Sometimes Numa Numa Makes You Cry 2:30 minutes 2006
The Romanian/Moldavian band O-Zone released a number called Dragostea Din Tei, that is sometimes named as their second best tune. But it didn’t blow up until Gary Brolsma’s released it as Numa Numa, featuring who else but himself lipsynching with traditional Youtubed overzealousness. It went viral, and is (at the time of this writing) the second most watched vid of all time, gathering 700 million views. The artists offer a multi-screen remix with English and Romanian subtitles so we can sing along. Their remake closes with a wincing solo performance from a TV program named “Superstar,” by a young blonde man whose dreams are eight sizes larger than his talent. But wait. Are those tears underneath all that teen cheer?

Beauty Plus Pity 15 minutes 2009
Punctuated with nature beautiful pics showing sunlit deer being patiently tracked by smiling Norwegian hunters, Beauty offers an answering call of animations that voice animal longings. The hunters are dished in a computer driven muse that spreads like an oil slick over pictures of children and zoo animals. Between these two poles are God and the family, though the Old Testament hero appears here like Santa Claus on a diet, complete with red blazer and unkempt beard. He is not incidentally senile, out of touch, medicated, and wasting his magic on pretenders. The voices of dissent appear as a cappella numbers sung over primary coloured landscapes and melting portrait poses, including a winning riff on Philip Larkin’s well known ode to family “They Fuck You Up.” As the movie hopscotches between found footage hunting rites and animated asides, it is trying to dig in somewhere and find roots. Where is the larger design in all this, the promised relief of order? Children and animals are held out and then withdrawn as possible saviour portals. And in the absence of the divine, we are busy killing animals. Families, of course, are the incubators of these killers. “We all love children. We love them not because they are good, which they are not, but because, unlike adults, they can claim the potential to become good.” How can a movie filled with so much despair feel so fine?
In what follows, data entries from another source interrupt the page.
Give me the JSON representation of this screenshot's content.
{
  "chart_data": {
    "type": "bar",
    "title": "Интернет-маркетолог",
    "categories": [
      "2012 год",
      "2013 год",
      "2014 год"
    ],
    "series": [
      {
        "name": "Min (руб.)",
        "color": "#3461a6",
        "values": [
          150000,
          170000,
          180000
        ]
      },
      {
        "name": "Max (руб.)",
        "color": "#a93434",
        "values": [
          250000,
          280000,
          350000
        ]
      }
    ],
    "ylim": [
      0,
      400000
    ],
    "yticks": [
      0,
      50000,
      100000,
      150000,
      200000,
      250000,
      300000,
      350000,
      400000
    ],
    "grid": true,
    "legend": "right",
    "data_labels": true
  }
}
Lesser Apes 14 minutes 2010
While this movie went through several bravura versions in its inaugural year, its final deadline call has smoothed out the asides and diary trajectories and refashioned it as the closest thing to narrative the dynamic duo have yet managed. Farrah, a primatologist by trade, falls in love with her object of study, the female bonobo Meema. At last the unfulfilled promise of sex arrives via interspecies love. Propelled by three lengthy voice-over sessions, Lesser Apes slowly but surely turns toward questions of the law, the moral codes and legislatures that lie in and outside the body. The sexual revolution is led by self-named “perverts,” though it is striking just how often animals—human and ape alike—appear quite alone. The movie closes with a suite of lush diary throwaways: a bedazzled cat in the forest, corpses twitching, a scarred arm resting on the remains of a drink. A bilingual song quietly echoes that the singer would like to impart a moral lesson, but doesn’t know where to look for it. Oh well.